Medical experts and scientists have been understanding coronavirus disease for over a year now. When the COVID outbreak first hit China and the global west, it was thought that it was a typical viral fever. However, a series of autopsies on COVID patients revealed that it was not a typical ARDS, in addition to that they found clots in the microcirculation. So, it has been understood so far that COVID is as much a disease of the blood vessels as it’s a disease of the lungs. According to a University of Oxford study which was published in April, the risk of rare blood clotting known as cerebral venous thrombosis (CVT) is more common after COVID-19. Out 30% of these cases occurring in the under the 30s. The formation of COVID-19 blood clots is a challenging situation for the medical fraternity. Blood clotting is a well-known mechanism for the protection of external cellular or tissue injury. The real concern is the unusual thrombotic presentations in COVID-19 patients. COVID-19 is caused by a highly infectious, severe acute respiratory syndrome (SARS-CoV-2). The understanding of this novel virus and disease involves sequentially in the past several months.
The prevalence of blood clotting in COVID-19 is high in patients who have other health conditions such as type-2 diabetes mellitus. While DVT is a serious condition that occurs when a blood clot forms in a deep located vein inside the body and arterial thrombosis is a clot that develops in the artery. Arteries are the blood vessels that carry oxygen-rich blood away from the heart to the body and veins carry deoxygenated or low oxygen blood from the body back to the heart.
Usually, COVID-19 is presented with fever, sore throat, shortness of breath, and dry cough as common clinical manifestations but the asymptomatic cases are also being reported which are more difficult to diagnose. Surprisingly, autopsies of COVID-19 patients have revealed clots in the small vessels of the lungs, heart, liver, and kidney which are responsible for heart attacks and strokes. Many patients of critical COVID-19 are reported with critically high levels of blood clotting or elevated levels of D-dimer. The formation of these mysterious clots causes coagulation abnormalities and thrombosis which is a real concern in COVID-19 patients and needs to be addressed.
The cause of the formation of blood clots in the vessels is retrieved from the classical concept of blood clotting. In the case of internal blood vessel injury, it leads to the formation of blood clots, causing thrombosis and vascular blockades, leading to severe and fatal outcomes.
This concept is substantiated by the following three facts:
- Direct injury to the endothelial cell by SARS-CoV-2 infection results in vascular damage.
- Indirect damage to the immune-mediated cytokine release syndrome results in inflammation and cell death.
- Recognition of ACE2 receptor-expressing endothelial cells of the blood vessels by the spike protein of SARS-CoV-2.
In order to protect the direct or indirect damage caused by SARS-CoV-2 to endothelial cells which lines the blood vessels, there is an activation of the host innate defensive mechanism which results in recruiting of the activated platelets at the injury site to form a clot which reduces the damage but lead to the obstruction of blood vessels and vasoconstriction causing more damage. So, in a COVID-19 patient, when blood vessels are injured, they produce a protein that attracts clotting factors and platelets that come together to form a clot.

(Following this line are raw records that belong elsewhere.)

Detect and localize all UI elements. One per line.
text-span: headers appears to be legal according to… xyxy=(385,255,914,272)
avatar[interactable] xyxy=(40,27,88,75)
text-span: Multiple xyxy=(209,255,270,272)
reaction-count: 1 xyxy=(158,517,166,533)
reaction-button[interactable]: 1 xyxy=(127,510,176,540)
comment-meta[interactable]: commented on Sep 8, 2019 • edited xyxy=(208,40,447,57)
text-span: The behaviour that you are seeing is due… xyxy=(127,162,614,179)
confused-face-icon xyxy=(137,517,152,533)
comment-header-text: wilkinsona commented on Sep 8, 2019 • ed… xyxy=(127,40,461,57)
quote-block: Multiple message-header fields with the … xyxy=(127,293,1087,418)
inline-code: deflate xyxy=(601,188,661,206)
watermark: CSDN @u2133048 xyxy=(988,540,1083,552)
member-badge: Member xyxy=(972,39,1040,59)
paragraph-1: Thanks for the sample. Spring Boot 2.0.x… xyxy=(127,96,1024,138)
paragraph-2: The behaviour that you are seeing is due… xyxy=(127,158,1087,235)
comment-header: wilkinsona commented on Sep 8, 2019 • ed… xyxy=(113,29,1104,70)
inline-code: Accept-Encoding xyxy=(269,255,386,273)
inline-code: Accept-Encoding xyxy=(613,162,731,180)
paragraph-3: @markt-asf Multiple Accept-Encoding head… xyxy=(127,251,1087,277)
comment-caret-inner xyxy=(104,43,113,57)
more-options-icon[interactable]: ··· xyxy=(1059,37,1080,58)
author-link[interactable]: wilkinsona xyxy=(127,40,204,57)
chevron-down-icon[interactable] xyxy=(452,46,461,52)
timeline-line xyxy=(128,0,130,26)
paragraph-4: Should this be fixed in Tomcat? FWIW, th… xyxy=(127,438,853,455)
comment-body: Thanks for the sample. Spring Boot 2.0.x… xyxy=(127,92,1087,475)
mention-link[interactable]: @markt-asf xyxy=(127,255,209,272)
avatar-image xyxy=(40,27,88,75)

The virus enters into the peripheral blood and gets transmitted to the different organs such as the heart, kidney, gastrointestinal tract, etc., and results in multiple organ failure in some patients. The formation of blood clots was observed in both live and dead COVID-19 patients.
Based on the clinical and literature observation of these mysterious clots that are reported in COVID-19 patients, it can be said that these may be formed due to the expression of ACE2 in the endothelium of blood vessels, the interaction of the SARS-CoV-2 spike protein with the host ACE2, the pathogenesis of SARS-CoV-2, blood clotting pathways and the role of ACE2 in RAS. Hence, the formation of blood clots in coronavirus disease should not be neglected.